Other compile time flags

Currently, it is available the following flag:

  • --with-tuningtool-dbg-level: When specified and compiling fastnet, it will be compiled on debug mode.

Usage

Usually, for every functionality available on this package, you will both be able to access it through shell commands (available after you set the project environment through source setrootcore.sh), or through a python script. For the latter, we have created skeletons on the folder TuningTools/scripts/skeletons/ which can be used as tutorial examples and changed to your needs.

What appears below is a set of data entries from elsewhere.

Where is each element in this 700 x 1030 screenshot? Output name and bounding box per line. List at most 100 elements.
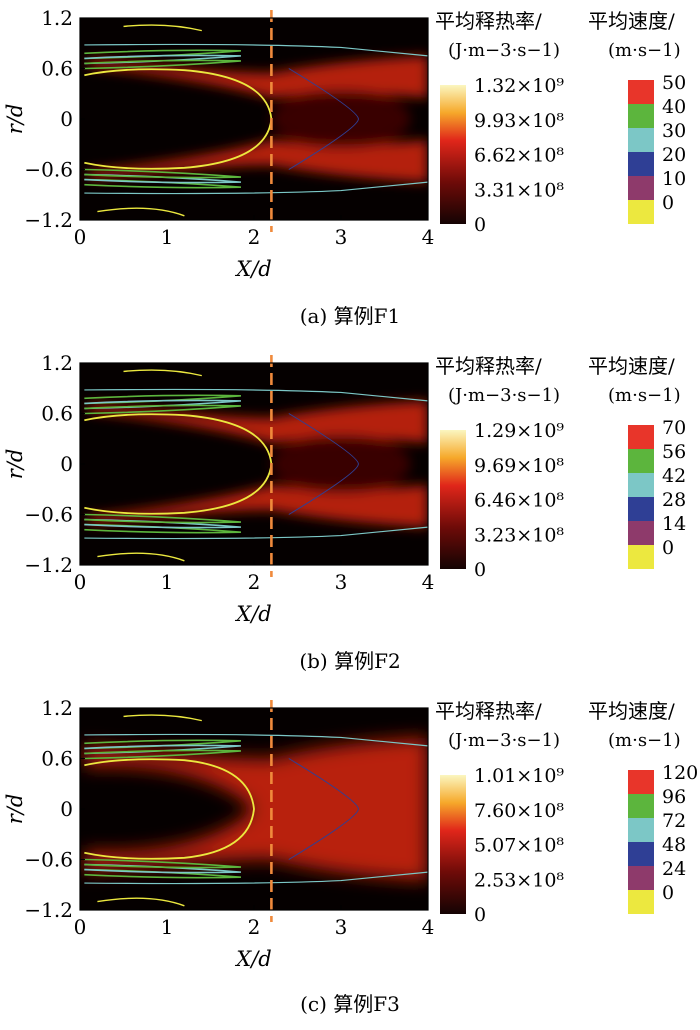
heat-field <box>88 400 428 528</box>
heat-colorbar <box>440 430 466 569</box>
heat-colorbar-label: 3.23×10⁸ <box>474 524 564 546</box>
velocity-contours <box>84 24 428 217</box>
velocity-contours <box>84 369 428 562</box>
y-axis-label: r/d <box>3 449 27 480</box>
outer-contour-upper <box>84 43 428 57</box>
velocity-level-label: 28 <box>662 489 686 511</box>
y-tick-label: 0.6 <box>41 57 73 81</box>
core-glow <box>271 89 411 149</box>
x-tick-label: 4 <box>422 915 435 939</box>
velocity-swatch <box>628 794 654 818</box>
heat-colorbar-label: 6.46×10⁸ <box>474 490 564 512</box>
heat-colorbar-label: 0 <box>474 559 486 581</box>
contour-lower-2 <box>84 858 242 869</box>
y-tick-label: 1.2 <box>41 6 73 30</box>
y-tick-label: −1.2 <box>24 553 73 577</box>
upper-flame <box>88 400 428 443</box>
x-tick-label: 0 <box>74 915 87 939</box>
y-tick-label: −0.6 <box>24 503 73 527</box>
velocity-swatch <box>628 770 654 794</box>
velocity-level-label: 56 <box>662 441 686 463</box>
heat-colorbar-label: 2.53×10⁸ <box>474 869 564 891</box>
heat-colorbar-title: 平均释热率/ <box>435 699 542 723</box>
outer-contour-lower <box>84 181 428 195</box>
inner-contour <box>288 413 359 515</box>
velocity-swatch <box>628 473 654 497</box>
heat-colorbar-label: 1.29×10⁹ <box>474 420 564 442</box>
edge-contours <box>97 24 202 217</box>
velocity-swatch <box>628 152 654 176</box>
velocity-legend-title: 平均速度/ <box>588 699 675 723</box>
velocity-level-label: 120 <box>662 762 698 784</box>
velocity-level-label: 0 <box>662 192 674 214</box>
heat-colorbar-label: 1.32×10⁹ <box>474 75 564 97</box>
chart-caption: (a) 算例F1 <box>299 304 401 328</box>
velocity-swatch <box>628 80 654 104</box>
flame-body <box>84 737 428 881</box>
chart-caption: (b) 算例F2 <box>299 649 401 673</box>
chart-caption: (c) 算例F3 <box>300 992 400 1016</box>
x-tick-label: 4 <box>422 570 435 594</box>
heat-colorbar-label: 5.07×10⁸ <box>474 835 564 857</box>
heat-colorbar-label: 7.60×10⁸ <box>474 800 564 822</box>
y-tick-label: 0 <box>60 797 73 821</box>
x-tick-label: 2 <box>248 225 261 249</box>
velocity-swatch <box>628 818 654 842</box>
x-tick-label: 4 <box>422 225 435 249</box>
velocity-swatch <box>628 842 654 866</box>
velocity-level-label: 40 <box>662 96 686 118</box>
outer-contour-lower <box>84 871 428 885</box>
velocity-level-label: 48 <box>662 834 686 856</box>
velocity-level-label: 42 <box>662 465 686 487</box>
core-glow <box>271 434 411 494</box>
x-tick-label: 1 <box>161 570 174 594</box>
velocity-swatch <box>628 890 654 914</box>
heat-colorbar-title: 平均释热率/ <box>435 9 542 33</box>
heat-colorbar-title: 平均释热率/ <box>435 354 542 378</box>
contour-upper-2 <box>84 59 242 70</box>
edge-contours <box>97 714 202 907</box>
heat-colorbar <box>440 85 466 224</box>
velocity-level-label: 96 <box>662 786 686 808</box>
chart-panel-c: 0 1 2 3 4 1.2 0.6 0 −0.6 −1.2 X/d r/d 平均释热率/ (J·m−3·s… <box>0 690 700 1030</box>
velocity-level-label: 50 <box>662 72 686 94</box>
chart-panel-b: 0 1 2 3 4 1.2 0.6 0 −0.6 −1.2 X/d r/d 平均释热率/ (J·m−3·s… <box>0 345 700 685</box>
velocity-level-label: 30 <box>662 120 686 142</box>
inner-contour <box>288 758 359 860</box>
inner-contour <box>288 68 359 170</box>
velocity-level-label: 24 <box>662 858 686 880</box>
x-tick-label: 1 <box>161 225 174 249</box>
velocity-legend-title: 平均速度/ <box>588 354 675 378</box>
heat-colorbar-label: 0 <box>474 214 486 236</box>
velocity-level-label: 10 <box>662 168 686 190</box>
x-tick-label: 2 <box>248 570 261 594</box>
velocity-legend-title: 平均速度/ <box>588 9 675 33</box>
x-axis-label: X/d <box>234 602 271 626</box>
y-tick-label: −1.2 <box>24 208 73 232</box>
y-tick-label: −0.6 <box>24 848 73 872</box>
x-axis-label: X/d <box>234 257 271 281</box>
heat-colorbar-label: 0 <box>474 904 486 926</box>
contour-lower-2 <box>84 513 242 524</box>
chart-panel-a: 0 1 2 3 4 1.2 0.6 0 −0.6 −1.2 X/d r/d 平均释热率/ (J·m−3·s… <box>0 0 700 340</box>
chart-svg: 0 1 2 3 4 1.2 0.6 0 −0.6 −1.2 X/d r/d 平均释热率/ (J·m−3·s… <box>3 696 698 971</box>
x-tick-label: 2 <box>248 915 261 939</box>
x-tick-label: 1 <box>161 915 174 939</box>
heat-colorbar-label: 1.01×10⁹ <box>474 765 564 787</box>
edge-contours <box>97 369 202 562</box>
outer-contour-upper <box>84 388 428 402</box>
outer-contour-lower <box>84 526 428 540</box>
lower-flame <box>88 140 428 183</box>
velocity-level-label: 14 <box>662 513 686 535</box>
velocity-legend-unit: (m·s−1) <box>608 730 681 751</box>
upper-flame <box>88 55 428 98</box>
recirculation-contour <box>84 758 255 860</box>
x-tick-label: 0 <box>74 570 87 594</box>
heat-colorbar <box>440 775 466 914</box>
velocity-swatch <box>628 449 654 473</box>
y-tick-label: 1.2 <box>41 351 73 375</box>
velocity-level-label: 0 <box>662 882 674 904</box>
x-tick-label: 3 <box>335 915 348 939</box>
contour-lower-2 <box>84 168 242 179</box>
x-tick-label: 3 <box>335 225 348 249</box>
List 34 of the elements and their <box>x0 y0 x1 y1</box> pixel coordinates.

The next steps describe the usual work flow. Steps marked with the [GRID] flag can be skipped if you are not going to run the tuning on the CERN grid, although steps concerning data configuration can still be used for tuning on standalone:

  1. Transform data either in PhysVal or xAOD (in upcoming version) format to the package data format. Take a look at "Creating Data" documentation.
  2. [GRID] Generate the tuning configuration data. Take a look at "Tuning the Discriminator" documentation.
  3. [GRID] Export datasets to the grid. Take a look at "Tuning the Discriminator" documentation.
  4. Run the tuning:
    1. [GRID] Use the runGRIDtuning.py command;
    2. [standalone] Use the runTuning.py command.
  5. Retrieve the Cross-Validation statistics. Take a look at "Cross-Validation Statistics Retrieval" documentation;
  6. Dump the operational discriminator for usage on physics reconstruction/trigger environment Take a look at "Cross-Validation Statistics Retrieval" documentation.

Package Organization

The package is organized as a standard RootCore package, namely:

Module '/afs/cern.ch/user/w/wsfreund/Ringer/xAODRingerOfflinePorting/RingerTPFrameWork/TuningTools' folders are:
./Root
./cmt
./python
./TuningTools
./scripts
./doc

The cmt folder only matters for the developers. On the Root folder we only generate the dictionary for the PhysVal ROOT TTree, which is set on the TuningTools/RingerPhysVal.h.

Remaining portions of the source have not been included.